Blob Blame History Raw
From: Stanislav Fomichev <sdf@google.com>
Date: Thu, 14 Apr 2022 09:12:33 -0700
Subject: bpf: Move rcu lock management out of BPF_PROG_RUN routines
Patch-mainline: v5.19-rc1
Git-commit: 055eb95533273bc334794dbc598400d10800528f
References: jsc#PED-1377

Commit 7d08c2c91171 ("bpf: Refactor BPF_PROG_RUN_ARRAY family of macros
into functions") switched a bunch of BPF_PROG_RUN macros to inline
routines. This changed the semantic a bit. Due to arguments expansion
of macros, it used to be:

	rcu_read_lock();
	array = rcu_dereference(cgrp->bpf.effective[atype]);
	...

Now, with with inline routines, we have:
	array_rcu = rcu_dereference(cgrp->bpf.effective[atype]);
	/* array_rcu can be kfree'd here */
	rcu_read_lock();
	array = rcu_dereference(array_rcu);

I'm assuming in practice rcu subsystem isn't fast enough to trigger
this but let's use rcu API properly.

Also, rename to lower caps to not confuse with macros.

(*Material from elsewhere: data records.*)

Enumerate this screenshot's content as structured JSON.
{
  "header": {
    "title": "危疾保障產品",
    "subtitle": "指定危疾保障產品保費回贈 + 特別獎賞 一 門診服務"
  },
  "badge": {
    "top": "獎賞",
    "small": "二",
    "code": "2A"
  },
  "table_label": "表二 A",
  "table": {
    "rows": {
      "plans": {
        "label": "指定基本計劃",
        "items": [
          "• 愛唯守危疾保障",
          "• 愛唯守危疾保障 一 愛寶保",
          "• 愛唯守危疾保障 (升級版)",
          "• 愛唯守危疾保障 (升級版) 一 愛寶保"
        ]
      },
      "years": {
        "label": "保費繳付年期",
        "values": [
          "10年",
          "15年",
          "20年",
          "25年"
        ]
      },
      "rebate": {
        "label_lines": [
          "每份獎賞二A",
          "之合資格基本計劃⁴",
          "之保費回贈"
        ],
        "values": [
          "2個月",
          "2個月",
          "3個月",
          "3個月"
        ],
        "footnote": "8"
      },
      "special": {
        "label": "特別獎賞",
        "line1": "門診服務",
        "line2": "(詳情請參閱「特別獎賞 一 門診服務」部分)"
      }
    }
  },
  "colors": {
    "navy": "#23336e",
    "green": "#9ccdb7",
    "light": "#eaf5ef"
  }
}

Additionally,
drop and expand BPF_PROG_CGROUP_INET_EGRESS_RUN_ARRAY.

See [1] for more context.

  [1] https://lore.kernel.org/bpf/CAKH8qBs60fOinFdxiiQikK_q0EcVxGvNTQoWvHLEUGbgcj1UYg@mail.gmail.com/T/#u

v2
- keep rcu locks inside by passing cgroup_bpf

Fixes: 7d08c2c91171 ("bpf: Refactor BPF_PROG_RUN_ARRAY family of macros into functions")
Signed-off-by: Stanislav Fomichev <sdf@google.com>
Signed-off-by: Alexei Starovoitov <ast@kernel.org>
Acked-by: Martin KaFai Lau <kafai@fb.com>
Link: https://lore.kernel.org/bpf/20220414161233.170780-1-sdf@google.com
Acked-by: Shung-Hsi Yu <shung-hsi.yu@suse.com>
---
 drivers/media/rc/bpf-lirc.c |    8 ++
 include/linux/bpf.h         |  115 ++--------------------------------------
 kernel/bpf/cgroup.c         |  124 +++++++++++++++++++++++++++++++++++++-------
 kernel/trace/bpf_trace.c    |    5 +
 4 files changed, 124 insertions(+), 128 deletions(-)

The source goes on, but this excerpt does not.